Em que momento o nosso continente se complicou?

A segunda dimensão da crise regional –e não menos chocante– é a econômica.

Na campanha para o primeiro turno eleitoral no Equador, a geração de emprego e ajuda social para as famílias afetadas pela pandemia foram as propostas centrais do candidato do correísmo, Andrés Arauz.

Em El Salvador, as eleições foram um momento chave para os planos anticrise do presidente Bukele.

O presidente de El Salvador, Nayib Bukele, durante votação em San Salvador
O presidente de El Salvador, Nayib Bukele, durante votação em San Salvador - Jose Cabezas - 28.fev.2021/Reuters

Considerando que cerca de 45% do PIB regional depende do comércio exterior de bens e serviços, a queda no preço dos hidrocarbonetos afetou fortemente países como a Bolívia e o Equador.

Por sua vez, Chile e Peru foram atingidos pela redução do preço dos minerais que constituem suas principais exportações (cobre, lítio e iodo), enquanto que Argentina e Paraguai sofreram com a contração dos preços e volumes exportados de bens agropecuários.

Os países latino-americanos terminaram o ano de 2020 entre lamentos e inquietação: problemas fiscais e o aumento do desemprego, a informalidade –que já alcança a metade dos trabalhadores, podendo continuar a piorar– e a pobreza.

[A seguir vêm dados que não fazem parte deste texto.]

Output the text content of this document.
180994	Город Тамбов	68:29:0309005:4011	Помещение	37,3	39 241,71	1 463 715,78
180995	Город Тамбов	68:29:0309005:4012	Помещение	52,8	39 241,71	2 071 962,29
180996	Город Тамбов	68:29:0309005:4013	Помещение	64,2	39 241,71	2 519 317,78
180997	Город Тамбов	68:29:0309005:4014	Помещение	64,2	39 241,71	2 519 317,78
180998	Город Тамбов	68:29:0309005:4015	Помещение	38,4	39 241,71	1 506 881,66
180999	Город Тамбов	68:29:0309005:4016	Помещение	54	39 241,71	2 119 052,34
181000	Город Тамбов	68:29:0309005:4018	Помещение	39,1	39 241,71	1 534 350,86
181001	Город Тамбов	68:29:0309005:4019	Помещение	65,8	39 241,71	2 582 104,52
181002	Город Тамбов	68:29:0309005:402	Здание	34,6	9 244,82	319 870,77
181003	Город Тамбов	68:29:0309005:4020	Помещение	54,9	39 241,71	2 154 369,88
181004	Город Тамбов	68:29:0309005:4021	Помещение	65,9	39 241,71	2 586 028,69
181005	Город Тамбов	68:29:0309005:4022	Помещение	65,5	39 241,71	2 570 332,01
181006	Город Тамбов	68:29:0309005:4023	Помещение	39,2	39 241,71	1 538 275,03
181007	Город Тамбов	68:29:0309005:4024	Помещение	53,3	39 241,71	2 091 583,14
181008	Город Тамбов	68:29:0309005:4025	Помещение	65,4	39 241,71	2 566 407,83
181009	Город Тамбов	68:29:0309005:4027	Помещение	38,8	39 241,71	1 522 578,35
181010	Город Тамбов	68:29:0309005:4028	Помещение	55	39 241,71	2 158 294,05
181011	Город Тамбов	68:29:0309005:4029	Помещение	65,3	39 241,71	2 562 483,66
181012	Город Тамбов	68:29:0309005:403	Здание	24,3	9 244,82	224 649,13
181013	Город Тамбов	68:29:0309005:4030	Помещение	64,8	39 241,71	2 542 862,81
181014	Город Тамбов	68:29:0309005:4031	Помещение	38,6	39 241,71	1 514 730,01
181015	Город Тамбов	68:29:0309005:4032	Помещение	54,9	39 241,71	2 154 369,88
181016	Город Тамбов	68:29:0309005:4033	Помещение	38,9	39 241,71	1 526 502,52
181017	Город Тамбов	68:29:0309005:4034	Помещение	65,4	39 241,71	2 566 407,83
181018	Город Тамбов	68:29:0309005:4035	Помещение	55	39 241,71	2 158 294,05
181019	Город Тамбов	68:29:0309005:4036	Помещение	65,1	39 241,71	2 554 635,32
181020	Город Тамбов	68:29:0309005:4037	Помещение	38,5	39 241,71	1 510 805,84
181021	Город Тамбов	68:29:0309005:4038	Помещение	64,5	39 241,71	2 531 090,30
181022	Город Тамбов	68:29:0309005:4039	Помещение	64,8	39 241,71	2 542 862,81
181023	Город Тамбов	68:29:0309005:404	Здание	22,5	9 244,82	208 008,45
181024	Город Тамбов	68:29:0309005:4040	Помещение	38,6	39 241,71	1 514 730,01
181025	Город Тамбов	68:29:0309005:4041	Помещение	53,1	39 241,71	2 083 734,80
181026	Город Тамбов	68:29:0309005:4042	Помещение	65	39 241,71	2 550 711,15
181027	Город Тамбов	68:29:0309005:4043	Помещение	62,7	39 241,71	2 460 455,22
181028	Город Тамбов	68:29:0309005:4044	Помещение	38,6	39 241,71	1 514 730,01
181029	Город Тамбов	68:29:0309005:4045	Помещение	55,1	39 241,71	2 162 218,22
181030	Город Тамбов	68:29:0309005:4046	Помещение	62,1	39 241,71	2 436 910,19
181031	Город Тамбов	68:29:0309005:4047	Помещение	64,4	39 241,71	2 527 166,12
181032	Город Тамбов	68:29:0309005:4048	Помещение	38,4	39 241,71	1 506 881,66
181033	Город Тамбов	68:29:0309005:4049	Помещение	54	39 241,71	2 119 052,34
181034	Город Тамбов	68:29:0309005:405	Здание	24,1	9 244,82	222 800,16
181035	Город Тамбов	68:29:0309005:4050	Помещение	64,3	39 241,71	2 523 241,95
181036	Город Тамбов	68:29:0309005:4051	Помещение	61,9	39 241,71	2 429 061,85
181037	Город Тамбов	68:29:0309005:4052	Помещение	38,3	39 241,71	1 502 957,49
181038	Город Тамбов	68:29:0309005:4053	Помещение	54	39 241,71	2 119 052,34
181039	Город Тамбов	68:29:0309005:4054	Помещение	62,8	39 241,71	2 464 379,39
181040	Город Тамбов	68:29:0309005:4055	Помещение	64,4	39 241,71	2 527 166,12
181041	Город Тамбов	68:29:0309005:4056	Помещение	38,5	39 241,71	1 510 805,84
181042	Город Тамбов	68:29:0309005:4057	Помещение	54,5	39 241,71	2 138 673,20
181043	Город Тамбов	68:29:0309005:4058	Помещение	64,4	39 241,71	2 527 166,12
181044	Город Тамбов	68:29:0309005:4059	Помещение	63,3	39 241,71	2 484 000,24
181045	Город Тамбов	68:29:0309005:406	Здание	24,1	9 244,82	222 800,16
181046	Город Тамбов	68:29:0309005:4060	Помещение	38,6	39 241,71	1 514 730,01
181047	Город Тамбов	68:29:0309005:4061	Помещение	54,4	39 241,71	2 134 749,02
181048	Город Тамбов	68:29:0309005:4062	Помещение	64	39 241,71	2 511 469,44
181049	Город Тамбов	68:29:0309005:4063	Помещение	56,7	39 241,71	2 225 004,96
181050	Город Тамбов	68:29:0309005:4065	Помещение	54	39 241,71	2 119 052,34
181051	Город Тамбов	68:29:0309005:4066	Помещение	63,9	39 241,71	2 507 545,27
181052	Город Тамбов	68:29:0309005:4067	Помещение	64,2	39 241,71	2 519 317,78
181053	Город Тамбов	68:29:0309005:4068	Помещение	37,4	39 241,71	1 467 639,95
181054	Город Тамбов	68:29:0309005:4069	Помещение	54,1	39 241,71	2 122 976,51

A contração do PIB regional foi de 7,7%, e os prognósticos para os anos 2021 e 2022 preveem uma recuperação modesta de 3,7% e 2,6%, respectivamente. Os ganhos sociais das últimas duas décadas pararam, e a possibilidade de uma repetição de outra década perdida está perigosamente próxima.

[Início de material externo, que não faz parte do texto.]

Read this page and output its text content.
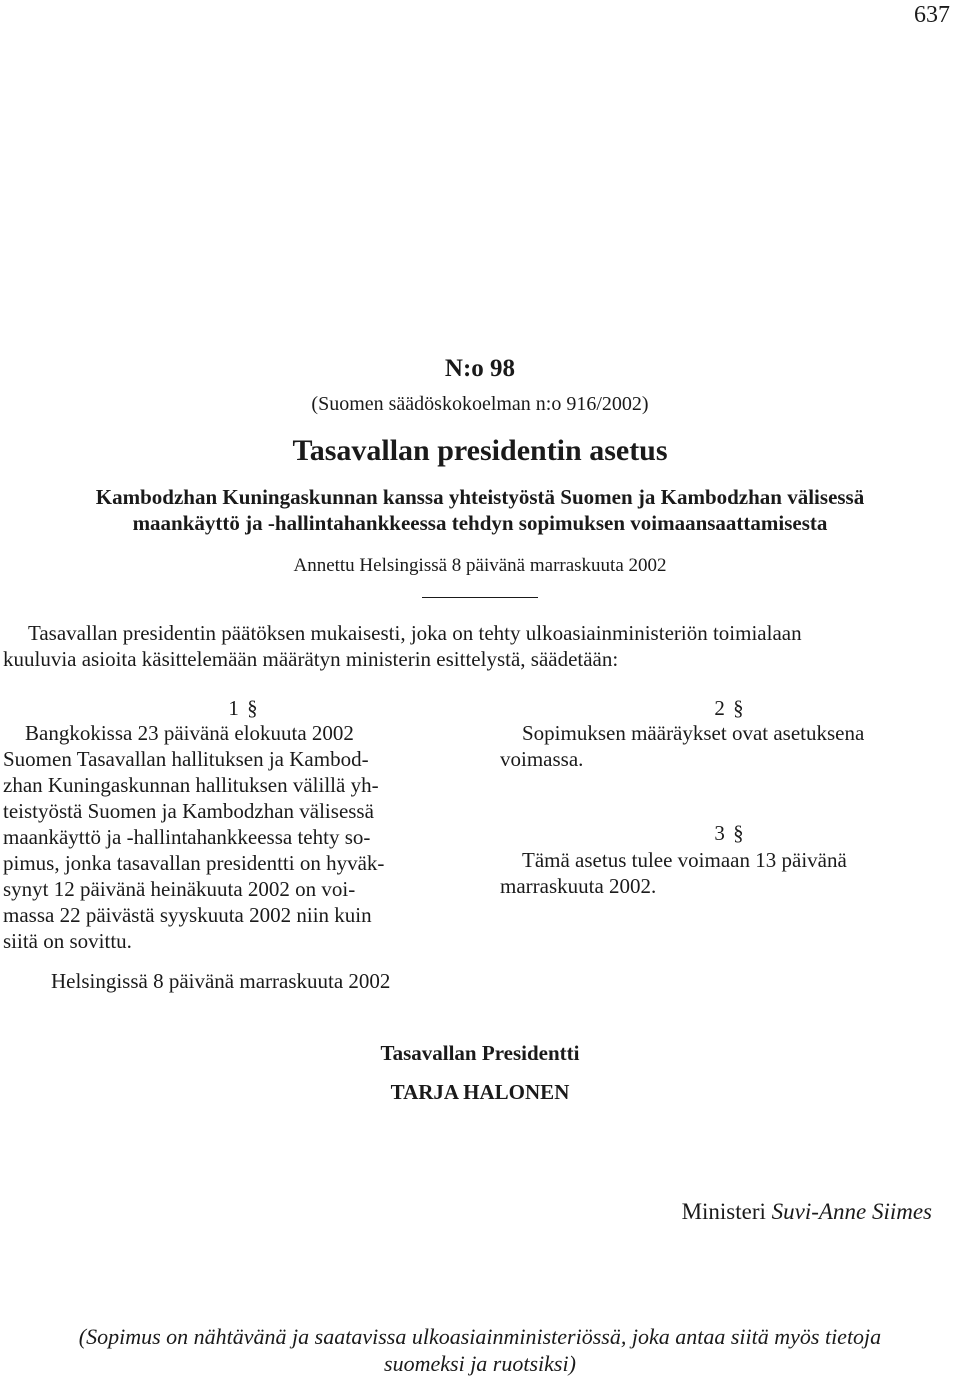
637
N:o 98
(Suomen säädöskokoelman n:o 916/2002)
Tasavallan presidentin asetus
Kambodzhan Kuningaskunnan kanssa yhteistyöstä Suomen ja Kambodzhan välisessä
maankäyttö ja -hallintahankkeessa tehdyn sopimuksen voimaansaattamisesta
Annettu Helsingissä 8 päivänä marraskuuta 2002
Tasavallan presidentin päätöksen mukaisesti, joka on tehty ulkoasiainministeriön toimialaan
kuuluvia asioita käsittelemään määrätyn ministerin esittelystä, säädetään:
1 §
Bangkokissa 23 päivänä elokuuta 2002
Suomen Tasavallan hallituksen ja Kambod-
zhan Kuningaskunnan hallituksen välillä yh-
teistyöstä Suomen ja Kambodzhan välisessä
maankäyttö ja -hallintahankkeessa tehty so-
pimus, jonka tasavallan presidentti on hyväk-
synyt 12 päivänä heinäkuuta 2002 on voi-
massa 22 päivästä syyskuuta 2002 niin kuin
siitä on sovittu.
2 §
Sopimuksen määräykset ovat asetuksena
voimassa.
3 §
Tämä asetus tulee voimaan 13 päivänä
marraskuuta 2002.
Helsingissä 8 päivänä marraskuuta 2002
Tasavallan Presidentti
TARJA HALONEN
Ministeri Suvi-Anne Siimes
(Sopimus on nähtävänä ja saatavissa ulkoasiainministeriössä, joka antaa siitä myös tietoja
suomeksi ja ruotsiksi)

Votar em tempos de pandemia

No primeiro ano da pandemia de Covid-19, a América Latina ultrapassou 20 milhões de infectados e 600 mil mortos, expondo as inadequações do sistema de saúde pública.

Como a crise sanitária afetará as próximas eleições? De três maneiras.

Por um lado, a pandemia influenciará a participação dos cidadãos. As campanhas serão desenvolvidas por meio de redes sociais digitais, e espera-se que os jovens das áreas urbanas, que estão entrando na política em grande parte graças à digitalização, sejam os mais ativos e numerosos protagonistas.

Por outro lado, a emergência sanitária afetará a realização de pesquisas, e é possível que os prognósticos sejam menos certeiros do que o normal, o que poderia levar a uma crise na confiabilidade das pesquisas.

Finalmente, as campanhas de vacinação começaram e é pouco provável que sejam deixadas de fora dos debates eleitorais.

Desde o cronograma e os beneficiários até a procedência das vacinas, eles formarão um grande pomo de discórdia, onde alguns se apresentarão como pais responsáveis diante dos cidadãos inocentes e outros como salvadores da pátria com suas cortes de funcionários e assessores de saúde.

Até o momento, as crises econômicas e de governança dominam o debate.

Uma má gestão da saúde não significará necessariamente perder as eleições. Mas à medida em que este segundo ano da pandemia se desenrola, a dimensão sanitária da crise pode tornar-se um fator determinante em diferentes países. Tudo dependerá da igualdade de acesso à vacinação.